Qian L, Gong J, Liu J, Broome J D, Koduru P R
Department of Laboratories, North Shore University Hospital, Manhasset, N.Y., USA.
Br J Haematol. 1999 Aug;106(2):477-85. doi: 10.1046/j.1365-2141.1999.01549.x.

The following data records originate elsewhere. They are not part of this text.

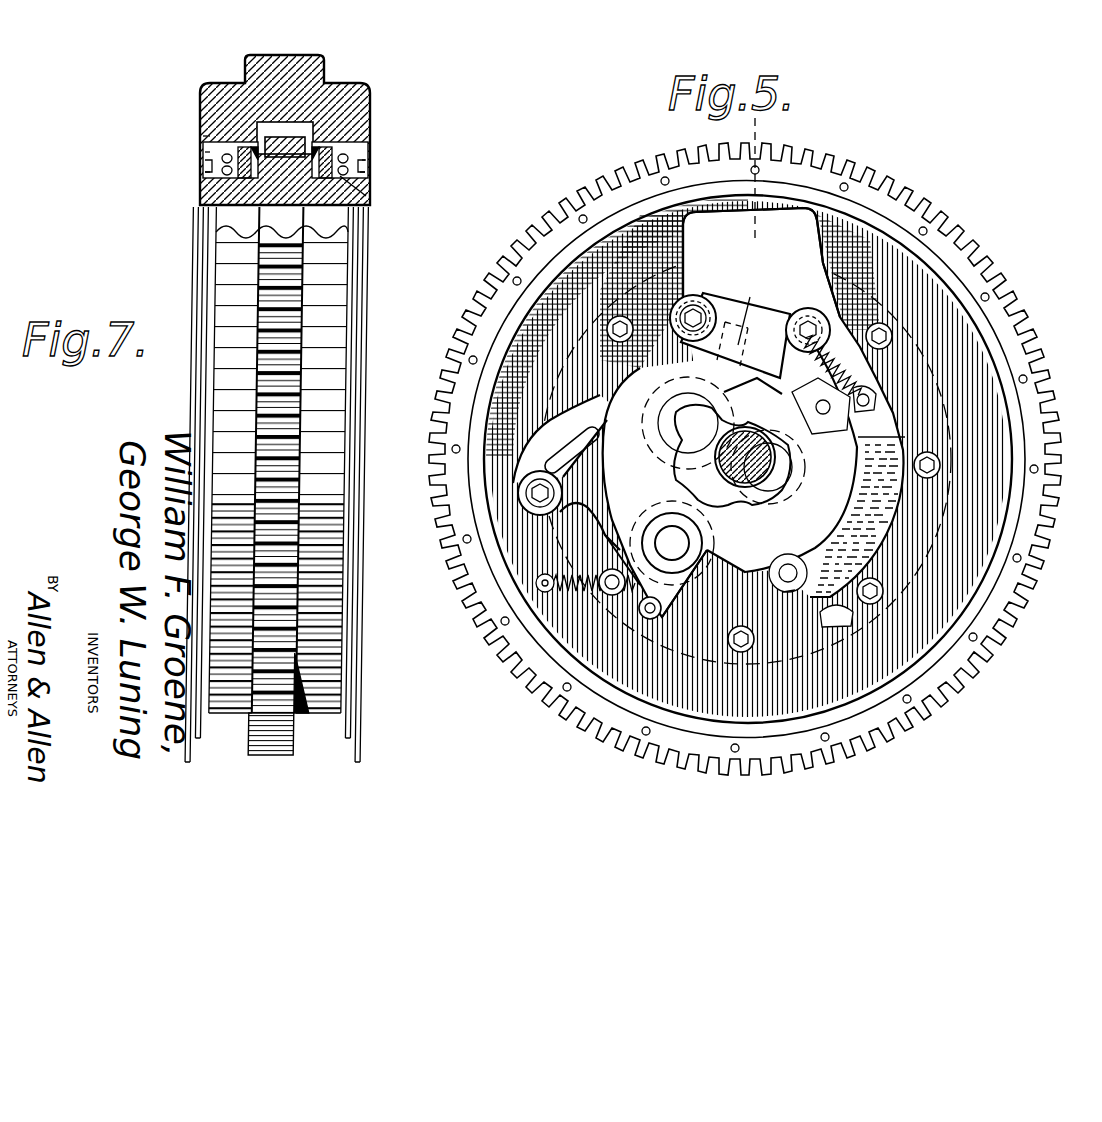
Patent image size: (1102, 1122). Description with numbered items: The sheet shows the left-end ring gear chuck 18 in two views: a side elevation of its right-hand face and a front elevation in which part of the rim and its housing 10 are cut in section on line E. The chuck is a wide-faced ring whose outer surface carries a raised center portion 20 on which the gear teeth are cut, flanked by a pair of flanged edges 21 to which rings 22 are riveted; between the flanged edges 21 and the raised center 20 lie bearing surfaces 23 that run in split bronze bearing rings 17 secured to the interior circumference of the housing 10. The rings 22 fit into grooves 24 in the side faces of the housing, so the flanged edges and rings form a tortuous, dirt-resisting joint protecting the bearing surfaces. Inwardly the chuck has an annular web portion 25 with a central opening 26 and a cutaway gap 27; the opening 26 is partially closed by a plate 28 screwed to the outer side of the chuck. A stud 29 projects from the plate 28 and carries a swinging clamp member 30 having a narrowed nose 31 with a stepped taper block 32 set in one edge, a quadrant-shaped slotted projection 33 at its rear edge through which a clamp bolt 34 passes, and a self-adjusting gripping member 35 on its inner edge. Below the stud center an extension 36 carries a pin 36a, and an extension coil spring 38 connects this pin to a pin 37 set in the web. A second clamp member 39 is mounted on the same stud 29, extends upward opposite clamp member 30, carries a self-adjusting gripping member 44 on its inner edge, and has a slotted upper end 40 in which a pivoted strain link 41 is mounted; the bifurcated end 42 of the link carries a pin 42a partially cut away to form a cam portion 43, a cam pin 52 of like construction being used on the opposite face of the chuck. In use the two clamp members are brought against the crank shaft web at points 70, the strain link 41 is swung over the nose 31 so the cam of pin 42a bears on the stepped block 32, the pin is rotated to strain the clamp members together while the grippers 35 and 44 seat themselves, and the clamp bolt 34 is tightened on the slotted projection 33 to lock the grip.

In FIG. 7, the hub 10 is at (365, 94).
In FIG. 7, the bearing rings 17 is at (247, 140).
In FIG. 5, the ring gear chuck 18 is at (712, 640).
In FIG. 7, the ring gear chuck 18 is at (372, 356).
In FIG. 5, the raised center portion 20 is at (972, 251).
In FIG. 7, the raised center portion 20 is at (207, 157).
In FIG. 7, the flanged edges 21 is at (362, 174).
In FIG. 5, the rings 22 is at (994, 314).
In FIG. 7, the rings 22 is at (368, 160).
In FIG. 7, the bearing surfaces 23 is at (368, 206).
In FIG. 7, the grooves 24 is at (204, 136).
In FIG. 5, the annular web portion 25 is at (645, 668).
In FIG. 7, the annular web portion 25 is at (305, 223).
In FIG. 5, the central opening 26 is at (783, 592).
In FIG. 5, the cutaway portion 27 is at (777, 236).
In FIG. 7, the cutaway portion 27 is at (288, 222).
In FIG. 5, the plate 28 is at (708, 600).
In FIG. 5, the stud 29 is at (675, 543).
In FIG. 5, the swinging clamp member 30 is at (655, 492).
In FIG. 5, the nose 31 is at (756, 308).
In FIG. 5, the stepped taper block 32 is at (722, 310).
In FIG. 5, the quadrant shaped projection 33 is at (543, 453).
In FIG. 5, the clamp bolt 34 is at (572, 450).
In FIG. 5, the self adjusting gripping member 35 is at (670, 422).
In FIG. 5, the extension 36 is at (645, 612).
In FIG. 5, the pin 36a is at (630, 652).
In FIG. 5, the pin 37 is at (536, 583).
In FIG. 5, the extension coil spring 38 is at (640, 592).
In FIG. 5, the second clamp member 39 is at (803, 523).
In FIG. 5, the slotted upper end 40 is at (782, 444).
In FIG. 5, the strain link 41 is at (712, 350).
In FIG. 5, the bifurcated end portion 42 is at (722, 352).
In FIG. 5, the pin 42a is at (693, 294).
In FIG. 5, the cam portion 43 is at (728, 330).
In FIG. 5, the self adjusting gripping member 44 is at (777, 487).
In FIG. 5, the cam pin 52 is at (820, 284).
In FIG. 5, the contact points 70 is at (695, 423).
In FIG. 5, the section line E is at (763, 178).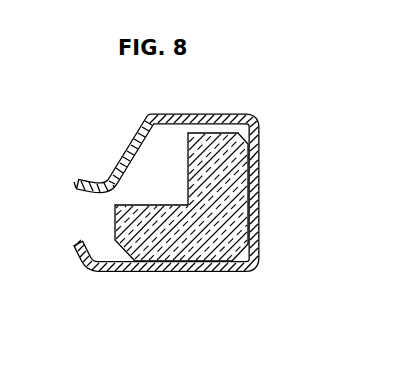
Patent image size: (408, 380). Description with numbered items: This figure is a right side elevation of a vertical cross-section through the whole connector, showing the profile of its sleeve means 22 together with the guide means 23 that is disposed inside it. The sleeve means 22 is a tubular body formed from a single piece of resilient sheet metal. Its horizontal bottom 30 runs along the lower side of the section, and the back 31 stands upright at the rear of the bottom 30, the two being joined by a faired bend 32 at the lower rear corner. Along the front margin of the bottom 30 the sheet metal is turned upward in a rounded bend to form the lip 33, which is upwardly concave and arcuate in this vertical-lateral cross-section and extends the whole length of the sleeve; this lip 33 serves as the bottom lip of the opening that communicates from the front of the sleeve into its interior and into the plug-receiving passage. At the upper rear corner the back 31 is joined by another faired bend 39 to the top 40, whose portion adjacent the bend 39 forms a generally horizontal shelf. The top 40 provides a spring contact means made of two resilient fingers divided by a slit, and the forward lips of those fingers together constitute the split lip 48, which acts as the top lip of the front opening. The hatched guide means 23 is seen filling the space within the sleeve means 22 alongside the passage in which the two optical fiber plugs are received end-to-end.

In a unique case of chronic lymphocytic leukaemia (CLL) we performed a longitudinal cytogenetic and molecular genetic study of tumour cells from diagnosis through progression and transformation to non-Hodgkin's lymphoma (NHL) and lymphomatous meningitis. CLL cells at diagnosis had trisomy 12 and a t(14;19)(q32;q13.3). At relapse, the leukaemic cells had a subclone carrying a t(12;22)(p13;q11.2) in addition to the initial changes. We cloned reciprocal translocation junctions at the 22q11.2- chromosome and the 12p13+ chromosome and the corresponding germline DNA fragments. Restriction map analysis and nucleotide sequence analysis of the cloned DNA fragment from the 22q11.2- chromosome mapped the translocation break within the immunoglobulin (Ig)-lambda-C complex at the nt3889; nts 3890, 3891 were lost from the translocation site. A probe from the 3'-end of the clone derived from the 22q11.2- chromosome showed single copy hybridization which was different from the Ig-lambda probe. Nucleotide sequence analysis of the exact junction region and the corresponding germline DNA showed that the translocation at 12p13 occurred in the negative regulatory region of the cyclin D2 gene at the nt -1602, and a pentamer consisting of nts -1603 to -1599 was lost at the break site. We sequenced another 227 bp upstream of the known 5'-end of the promoter and did not find any open reading frame. From these results we hypothesize that, in this patient, the t(12;22) disrupted the negative regulator in the promoter of cyclin D2 which in turn might have deregulated cyclin D2.
在一例独特的慢性淋巴细胞白血病(CLL)病例中,我们对肿瘤细胞进行了纵向细胞遗传学和分子遗传学研究,研究范围从诊断开始,贯穿疾病进展、转化为非霍奇金淋巴瘤(NHL)以及淋巴瘤性脑膜炎阶段。诊断时的CLL细胞存在12号染色体三体以及t(14;19)(q32;q13.3)。复发时,白血病细胞除了最初的变化外,还出现了一个携带t(12;22)(p13;q11.2)的亚克隆。我们克隆了22号染色体q11.2-区域和12号染色体p13+区域的相互易位连接点以及相应的种系DNA片段。对来自22号染色体q11.2-区域的克隆DNA片段进行限制性图谱分析和核苷酸序列分析,将易位断点定位在免疫球蛋白(Ig)-λ-C复合体的nt3889处;nt3890、3891在易位位点处缺失。来自22号染色体q11.2-区域克隆的3'-末端探针显示单拷贝杂交,这与Ig-λ探针不同。对精确连接区域和相应种系DNA的核苷酸序列分析表明,12号染色体p13处的易位发生在细胞周期蛋白D2基因的负调控区域的nt -1602处,一个由nt -1603至-1599组成的五聚体在断点处缺失。我们对启动子已知5'-末端上游另外227 bp进行了测序,未发现任何开放阅读框。根据这些结果,我们推测,在该患者中,t(12;22)破坏了细胞周期蛋白D2启动子中的负调控因子,进而可能导致细胞周期蛋白D2失调。